Wilckens tuvo siempre respeto por las dos tendencias del anarquismo, la pacifista y la expropiadora. En ningún momento despreció a los expropiadores ni se escandalizó por sus acciones. Aunque era pacifista, comprendía a los violentos que no podían soportar la violencia de la sociedad. Sabemos por testigos irreprochables que Wilckens mantuvo amistad con Miguel Arcángel Roscigna; seguramente, de él o de su grupo tienen que haber salido la bomba y el arma. Roscigna era el hombre silencioso que movilizaba las “acciones directas”. Emilio Uriondo, uno de los pocos sobrevivientes del grupo Roscigna, nos ha relatado que fue Andrés Vázquez Paredes —compañero inseparable de Roscigna— quien le dio el explosivo al matador de Varela. Emilio Uriondo acompañó a Wilckens y a Vázquez Paredes a un lugar cercano a Puente Barracas donde hicieron una experiencia con una bomba. El anarquista alemán desarrolló en esa oportunidad la teoría de que en los atentados contra una persona debía intervenir siempre un solo hombre por ser esto más eficaz y no comprometer a otros. Pero no adelantó nada acerca de lo que iba a hacer.
Respecto a los expropiadores, la actitud de Wilckens venía a ser la misma de Bartolomeo Vanzetti: los trataba de igual a igual, los consideraba compañeros y llegado el caso los ayudaba en todo lo que podía.
Ahora estaba allí, en la comisaría, en lo peor. Allí, indefenso, frente a los que querían saber todo, exigían saber todo. Frente al manoseo de los captores. El imperativo y confianzudo “¿cómo te llamas?”, el tuteo repentino que es preanuncio del cachetazo, la trompada, el revés, el puntapié dado con maestría y con fruición.

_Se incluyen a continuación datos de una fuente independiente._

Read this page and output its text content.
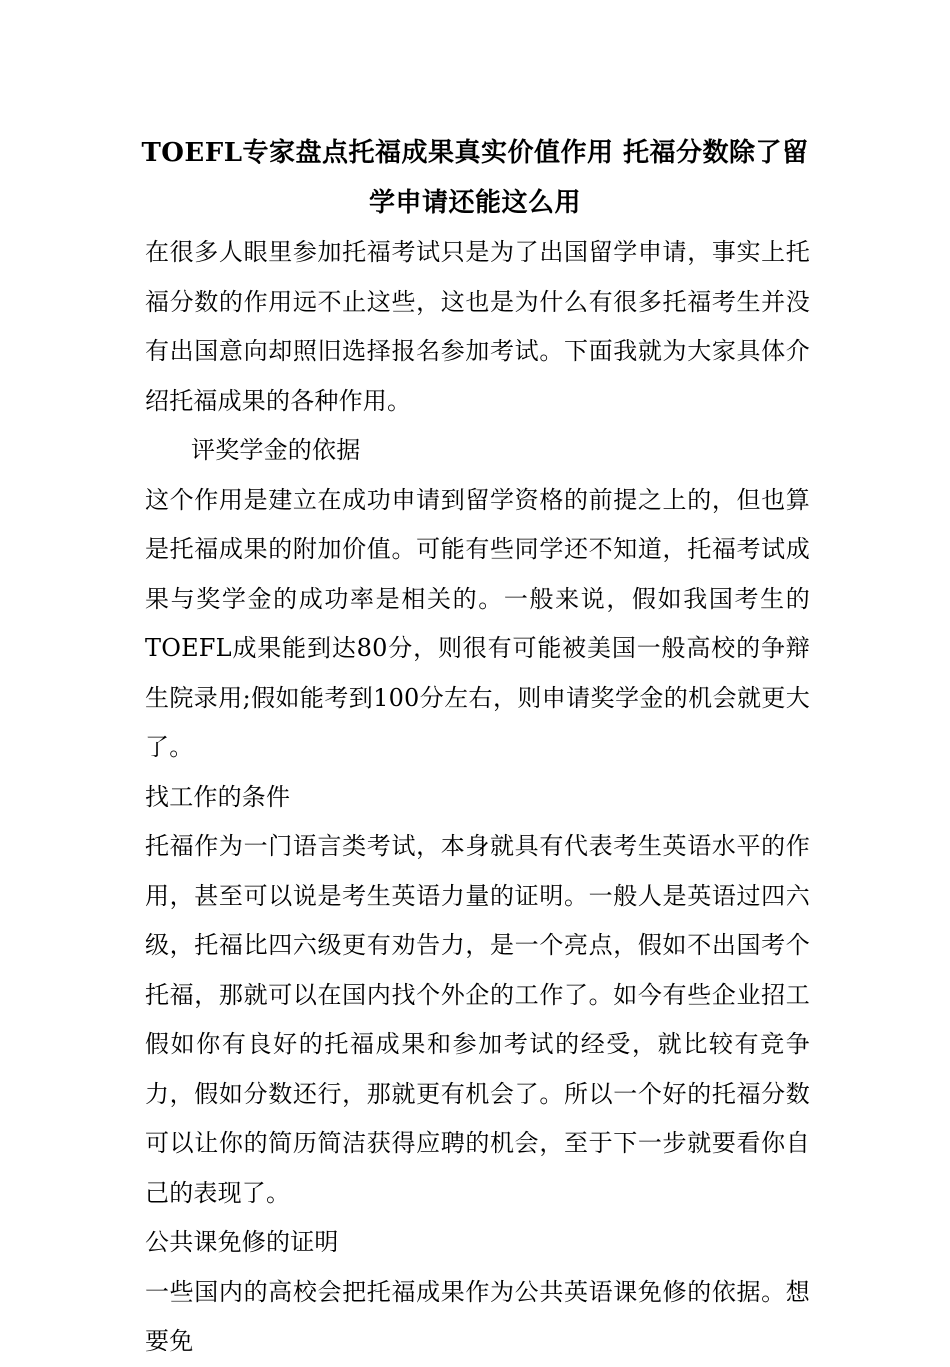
TOEFL专家盘点托福成果真实价值作用 托福分数除了留学申请还能这么用

在很多人眼里参加托福考试只是为了出国留学申请，事实上托福分数的作用远不止这些，这也是为什么有很多托福考生并没有出国意向却照旧选择报名参加考试。下面我就为大家具体介绍托福成果的各种作用。

评奖学金的依据

这个作用是建立在成功申请到留学资格的前提之上的，但也算是托福成果的附加价值。可能有些同学还不知道，托福考试成果与奖学金的成功率是相关的。一般来说，假如我国考生的TOEFL成果能到达80分，则很有可能被美国一般高校的争辩生院录用;假如能考到100分左右，则申请奖学金的机会就更大了。

找工作的条件

托福作为一门语言类考试，本身就具有代表考生英语水平的作用，甚至可以说是考生英语力量的证明。一般人是英语过四六级，托福比四六级更有劝告力，是一个亮点，假如不出国考个托福，那就可以在国内找个外企的工作了。如今有些企业招工假如你有良好的托福成果和参加考试的经受，就比较有竞争力，假如分数还行，那就更有机会了。所以一个好的托福分数可以让你的简历简洁获得应聘的机会，至于下一步就要看你自己的表现了。

公共课免修的证明

一些国内的高校会把托福成果作为公共英语课免修的依据。想要免
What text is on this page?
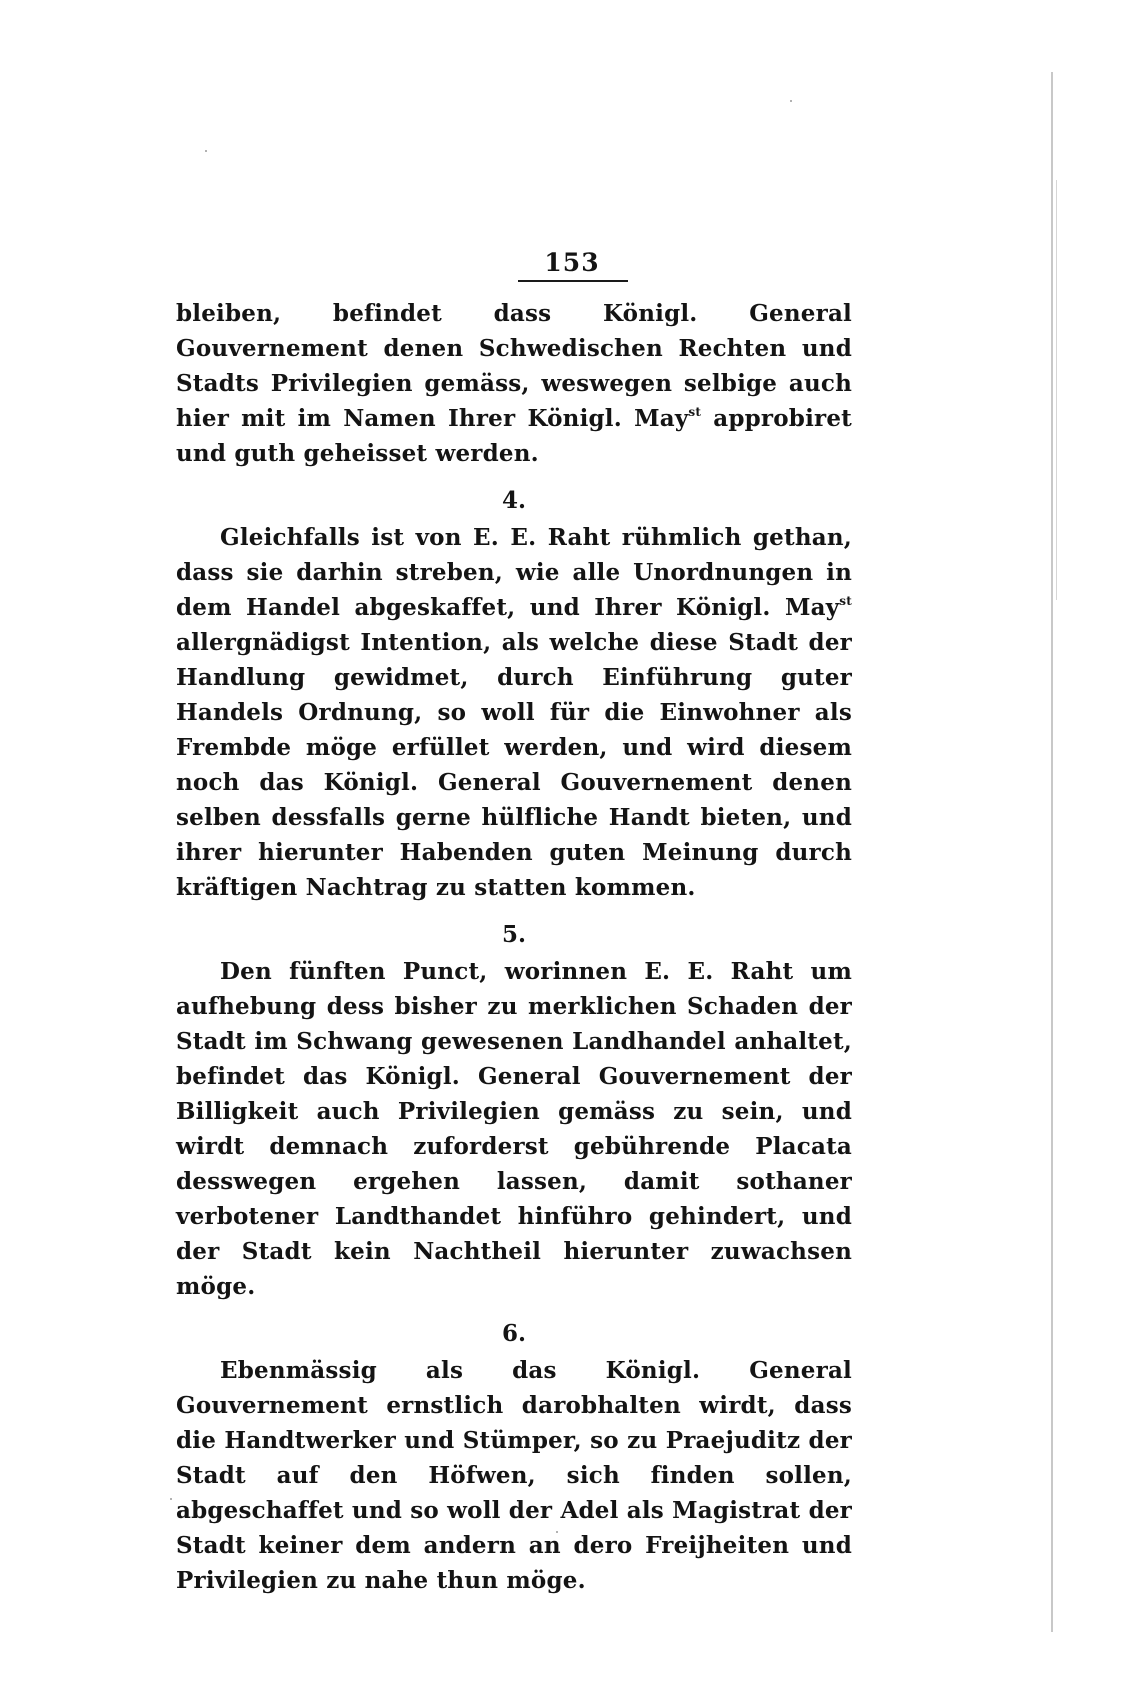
153

bleiben, befindet dass Königl. General Gouvernement denen Schwedischen Rechten und Stadts Privilegien gemäss, weswegen selbige auch hier mit im Namen Ihrer Königl. May$^{st}$ approbiret und guth geheisset werden.

4.

Gleichfalls ist von E. E. Raht rühmlich gethan, dass sie darhin streben, wie alle Unordnungen in dem Handel abgeskaffet, und Ihrer Königl. May$^{st}$ allergnädigst Intention, als welche diese Stadt der Handlung gewidmet, durch Einführung guter Handels Ordnung, so woll für die Einwohner als Frembde möge erfüllet werden, und wird diesem noch das Königl. General Gouvernement denen selben dessfalls gerne hülfliche Handt bieten, und ihrer hierunter Habenden guten Meinung durch kräftigen Nachtrag zu statten kommen.

5.

Den fünften Punct, worinnen E. E. Raht um aufhebung dess bisher zu merklichen Schaden der Stadt im Schwang gewesenen Landhandel anhaltet, befindet das Königl. General Gouvernement der Billigkeit auch Privilegien gemäss zu sein, und wirdt demnach zuforderst gebührende Placata desswegen ergehen lassen, damit sothaner verbotener Landthandet hinführo gehindert, und der Stadt kein Nachtheil hierunter zuwachsen möge.

6.

Ebenmässig als das Königl. General Gouvernement ernstlich darobhalten wirdt, dass die Handtwerker und Stümper, so zu Praejuditz der Stadt auf den Höfwen, sich finden sollen, abgeschaffet und so woll der Adel als Magistrat der Stadt keiner dem andern an dero Freijheiten und Privilegien zu nahe thun möge.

Todos los bienes que le han encontrado en una prolija revisación son apenas un monedero ordinario con un peso y cincuenta centavos, una receta del hospital alemán, dos agujas con hilo negro, un pañuelo negro, un boleto de tranvía, un reloj de níquel, una llave grande y otra pequeña, un cortaplumas, un diccionario alemán-castellano, un ejemplar del Deutsche La Plata Zeitung, una caja de fósforos, un piolín, un pañuelo para cuello y un libro titulado Das Anarchistische Manifest.
Desde hace tres horas lo tienen parado en la comisaría. Pese a que los huesos astillados pugnan por abrirse paso entre músculos, tejidos y horadar la piel y pese a que el pie izquierdo es una masa sanguinolenta, no le dan ni una silla ni lo dejan tenerse de la pared. Pero el alemán es duro. Contesta en su mal castellano todos sus datos personales. Cuando lo empiezan a interrogar sobre el atentado parece olvidar repentinamente ese idioma y sólo sabe decir: “Fui yo solo. Único autor. Yo fabriqué la bomba sin ayuda. Acto individual". "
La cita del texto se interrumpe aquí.